2011, Jachalski, Sebastian, Huth, Robert, Kitavtsev, Georgy, Peschka, Dirk, Wagner, Barbara

We investigate stationary solutions of flows of thin liquid bilayers in an energetic formulation which is motivated by the gradient flow structure of its lubrication approximation. The corresponding energy favors the liquid substrate to be only partially covered by the upper liquid. This is expressed by a negative spreading coefficient which arises from an intermolecular potential combining attractive and repulsive forces and leads to an ultra-thin layer of thickness e. For the corresponding lubrication models existence of stationary solutions is proven. In the limit e to 0 matched asymptotic analysis is applied to derive sharp-interface models and the corresponding contact angles, i.e. the Neumann triangle. In addition we use G-convergence and derive the equivalent sharp-interface models rigorously in this limit. For the resulting model existence and uniqueness of energetic minimizers are proven. The minimizers agree with solutions obtained by matched asymptotics.

2012, Jachalski, Sebastian, Kitavtsev, Georgy, Taranets, Roman

The existence of global nonnegative weak solutions is proved for coupled one-dimensional lubrication systems that describe the evolution of nanoscopic bilayer thin polymer films that take account of Navier-slip or no-slip conditions at both liquid-liquid and liquidsolid interfaces. In addition, in the presence of attractive van der Waals and repulsive Born intermolecular interactions existence of positive smooth solutions is shown.

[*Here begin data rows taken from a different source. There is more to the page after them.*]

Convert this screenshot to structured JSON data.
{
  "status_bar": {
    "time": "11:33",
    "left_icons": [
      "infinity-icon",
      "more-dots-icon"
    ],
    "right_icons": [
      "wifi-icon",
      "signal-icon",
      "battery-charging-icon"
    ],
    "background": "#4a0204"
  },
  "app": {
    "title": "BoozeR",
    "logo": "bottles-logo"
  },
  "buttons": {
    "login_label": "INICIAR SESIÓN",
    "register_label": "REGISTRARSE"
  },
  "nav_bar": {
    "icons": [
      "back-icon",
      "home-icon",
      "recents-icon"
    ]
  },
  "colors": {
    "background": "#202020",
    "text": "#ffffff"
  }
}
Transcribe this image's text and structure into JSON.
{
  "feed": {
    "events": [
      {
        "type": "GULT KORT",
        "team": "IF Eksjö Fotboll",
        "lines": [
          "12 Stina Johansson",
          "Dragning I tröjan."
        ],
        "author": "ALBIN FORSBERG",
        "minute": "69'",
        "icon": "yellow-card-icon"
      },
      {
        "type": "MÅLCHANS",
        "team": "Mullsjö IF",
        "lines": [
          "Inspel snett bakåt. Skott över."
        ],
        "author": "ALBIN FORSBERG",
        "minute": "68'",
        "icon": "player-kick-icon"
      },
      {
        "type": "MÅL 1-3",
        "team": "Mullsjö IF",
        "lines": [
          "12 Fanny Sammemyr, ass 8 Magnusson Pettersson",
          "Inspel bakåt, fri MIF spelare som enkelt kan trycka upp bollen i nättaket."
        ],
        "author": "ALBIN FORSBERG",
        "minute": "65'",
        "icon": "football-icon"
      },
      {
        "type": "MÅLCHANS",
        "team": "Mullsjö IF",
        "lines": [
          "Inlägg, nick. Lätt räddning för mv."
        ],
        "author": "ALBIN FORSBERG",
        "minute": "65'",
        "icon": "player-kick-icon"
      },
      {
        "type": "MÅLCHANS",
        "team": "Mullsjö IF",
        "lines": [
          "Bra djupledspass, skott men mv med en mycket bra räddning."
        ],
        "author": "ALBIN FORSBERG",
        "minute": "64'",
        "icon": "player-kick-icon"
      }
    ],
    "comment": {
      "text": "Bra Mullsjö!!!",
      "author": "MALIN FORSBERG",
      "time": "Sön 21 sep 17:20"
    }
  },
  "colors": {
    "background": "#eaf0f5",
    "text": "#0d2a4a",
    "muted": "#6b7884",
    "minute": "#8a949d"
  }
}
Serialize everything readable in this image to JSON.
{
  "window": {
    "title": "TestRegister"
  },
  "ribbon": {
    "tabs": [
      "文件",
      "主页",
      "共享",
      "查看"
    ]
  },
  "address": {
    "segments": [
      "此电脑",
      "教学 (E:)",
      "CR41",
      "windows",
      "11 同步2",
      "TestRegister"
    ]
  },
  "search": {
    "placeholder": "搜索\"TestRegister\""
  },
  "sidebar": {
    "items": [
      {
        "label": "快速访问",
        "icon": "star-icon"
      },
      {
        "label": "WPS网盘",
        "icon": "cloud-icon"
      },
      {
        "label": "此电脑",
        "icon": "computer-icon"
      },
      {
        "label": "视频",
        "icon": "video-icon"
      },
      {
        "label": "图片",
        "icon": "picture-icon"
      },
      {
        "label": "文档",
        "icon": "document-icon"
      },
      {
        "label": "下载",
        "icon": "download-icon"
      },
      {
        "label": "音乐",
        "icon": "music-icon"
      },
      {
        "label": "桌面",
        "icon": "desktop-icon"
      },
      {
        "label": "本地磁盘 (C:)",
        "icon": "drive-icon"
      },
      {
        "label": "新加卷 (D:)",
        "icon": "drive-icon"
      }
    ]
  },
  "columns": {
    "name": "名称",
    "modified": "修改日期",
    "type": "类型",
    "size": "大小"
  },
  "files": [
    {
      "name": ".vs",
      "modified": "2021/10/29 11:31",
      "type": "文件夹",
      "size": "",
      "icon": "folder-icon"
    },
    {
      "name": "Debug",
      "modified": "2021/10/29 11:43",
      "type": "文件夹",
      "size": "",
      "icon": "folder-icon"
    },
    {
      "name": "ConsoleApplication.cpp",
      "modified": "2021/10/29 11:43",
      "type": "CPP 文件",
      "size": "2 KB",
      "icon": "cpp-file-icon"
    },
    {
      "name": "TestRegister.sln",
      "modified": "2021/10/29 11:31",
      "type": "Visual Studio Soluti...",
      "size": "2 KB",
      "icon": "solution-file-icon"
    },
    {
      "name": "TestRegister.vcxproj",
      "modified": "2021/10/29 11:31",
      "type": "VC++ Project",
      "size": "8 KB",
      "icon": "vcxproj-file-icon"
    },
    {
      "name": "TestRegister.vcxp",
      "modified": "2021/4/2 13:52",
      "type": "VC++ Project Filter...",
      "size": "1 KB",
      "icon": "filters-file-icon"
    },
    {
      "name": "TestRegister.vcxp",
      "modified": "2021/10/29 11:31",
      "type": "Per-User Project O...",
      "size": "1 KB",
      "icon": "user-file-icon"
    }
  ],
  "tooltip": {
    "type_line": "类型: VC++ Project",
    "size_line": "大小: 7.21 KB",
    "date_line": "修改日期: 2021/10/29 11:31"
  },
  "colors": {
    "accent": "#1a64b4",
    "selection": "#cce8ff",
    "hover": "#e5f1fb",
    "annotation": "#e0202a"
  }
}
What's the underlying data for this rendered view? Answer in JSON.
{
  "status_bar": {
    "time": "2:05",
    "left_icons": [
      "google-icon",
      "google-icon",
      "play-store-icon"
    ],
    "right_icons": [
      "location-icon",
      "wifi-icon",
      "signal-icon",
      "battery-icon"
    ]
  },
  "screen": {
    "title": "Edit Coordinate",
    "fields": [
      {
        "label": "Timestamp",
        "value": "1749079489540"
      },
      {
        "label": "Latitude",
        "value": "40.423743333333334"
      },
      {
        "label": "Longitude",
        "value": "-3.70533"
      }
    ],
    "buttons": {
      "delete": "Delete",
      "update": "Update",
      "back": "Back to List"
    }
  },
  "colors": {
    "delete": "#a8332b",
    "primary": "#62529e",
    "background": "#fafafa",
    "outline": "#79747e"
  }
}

2010, Kitavtsev, Georgy, Recke, Lutz, Wagner, Barbara

In this paper the linear stability properties of the steady states of a no-slip lubrication equation are studied. The steady states are configurations of droplets and arise during the late-phase dewetting process under the influence of both destabilizing van der Waals and stabilizing Born intermolecular forces, which in turn give rise to the minimum thickness eps of the remaining film connecting the droplets. The goal of this paper is to give an asymptotic description of the eigenvalues and eigenfunctions of the problem, linearized about the one-droplet solutions, as epsto 0. For this purpose, corresponding asymptotic eigenvalue problems with piecewise constant coefficients are constructed, such that their eigenvalue asymptotics can be determined analytically. A comparison with numerically computed eigenvalues and eigenfunctions shows good agreement with the asymptotic results and the existence of a spectrum gap to a single exponentially small eigenvalue for sufficiently small eps.